Session GoalsBy participating in this session, attendees will:
- Explore Perkins’ (2006) theory of troublesome knowledge—including tacit, ritual, conceptually difficult, foreign/alien, and inert—and consider where those types of obstacles occur in learning design and innovation.
- Review initial research findings from a study of barriers to learning how to teach online.
- Brainstorm constructivist approaches to barriers to learning how to teach online. These ideas can be used immediately to inform programming and professional development opportunities related to online/virtual teaching preparation.
- Introduction & Engagement Activity (5-10 minutes)
- Self-introductions
- Illustrative story of common examples of Troublesome Knowledge that audience members have likely experienced in their own work.
- Troublesome Knowledge Concepts (10 minutes)
- Using a companion website, we will present the 5 types of Troublesome Knowledge as defined by Perkins
- Sorting Activity (10 minutes)
- Participants will be broken up into small groups within the session (depending on session size) and each group will be given a sorting activity in Jamboard. The Jamboard will have spaces for the 5 types of Troublesome Knowledge as well as a selection of the examples obtained from our survey. Groups will be tasked with sorting each example into the category they think it most belongs to. The companion site will be available throughout this activity.
- Group Debrief (10 minutes)
- After the sorting activity, we will discuss as a whole group. We will compare results of the groups along with our own sort of the samples.

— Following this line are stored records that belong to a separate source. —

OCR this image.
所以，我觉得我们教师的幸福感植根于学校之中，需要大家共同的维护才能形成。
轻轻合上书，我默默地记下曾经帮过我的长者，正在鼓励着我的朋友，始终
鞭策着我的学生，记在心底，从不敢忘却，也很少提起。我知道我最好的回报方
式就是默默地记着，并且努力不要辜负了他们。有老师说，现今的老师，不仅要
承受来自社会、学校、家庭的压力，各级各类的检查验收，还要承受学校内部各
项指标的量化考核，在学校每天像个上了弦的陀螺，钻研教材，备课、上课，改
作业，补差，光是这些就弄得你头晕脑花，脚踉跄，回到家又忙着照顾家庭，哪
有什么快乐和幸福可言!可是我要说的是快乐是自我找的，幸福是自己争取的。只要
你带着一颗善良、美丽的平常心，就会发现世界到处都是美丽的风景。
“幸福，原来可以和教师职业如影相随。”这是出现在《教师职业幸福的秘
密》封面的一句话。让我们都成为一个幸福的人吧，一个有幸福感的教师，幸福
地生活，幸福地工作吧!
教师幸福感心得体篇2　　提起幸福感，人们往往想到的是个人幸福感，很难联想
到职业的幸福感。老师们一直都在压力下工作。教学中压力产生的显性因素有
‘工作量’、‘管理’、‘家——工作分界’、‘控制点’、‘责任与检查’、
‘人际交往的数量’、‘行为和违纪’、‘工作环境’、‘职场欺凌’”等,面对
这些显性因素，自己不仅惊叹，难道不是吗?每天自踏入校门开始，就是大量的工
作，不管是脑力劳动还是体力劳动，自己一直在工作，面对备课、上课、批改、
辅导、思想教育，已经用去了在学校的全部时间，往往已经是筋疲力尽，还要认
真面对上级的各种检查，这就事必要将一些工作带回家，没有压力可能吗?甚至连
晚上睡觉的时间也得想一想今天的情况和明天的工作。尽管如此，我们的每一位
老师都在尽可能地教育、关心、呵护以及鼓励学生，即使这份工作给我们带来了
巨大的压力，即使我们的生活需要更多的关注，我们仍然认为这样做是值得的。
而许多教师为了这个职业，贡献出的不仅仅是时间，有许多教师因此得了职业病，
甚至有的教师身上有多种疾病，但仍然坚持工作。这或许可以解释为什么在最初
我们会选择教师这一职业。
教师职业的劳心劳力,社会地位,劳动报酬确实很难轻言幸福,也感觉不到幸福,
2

We will ask the participants for feedback on the sorting experience.
- Q&A and Resource Tour (5-10 minutes)
- We will open the floor up for questions and also offer additional resources on our companion website for how thinking of faculty interactions within this framework can help develop online learning skills.
This session will offer the chance for participants to make sense of the concepts being presented through an interactive sorting activity. This will allow for active participation in the session, as well as serve as a model for how a new skill or concept can be taught in an online setting. Additionally, we believe this session also offers the unique opportunity for participants to be part of an active research study and this session will inform the second phase of our research.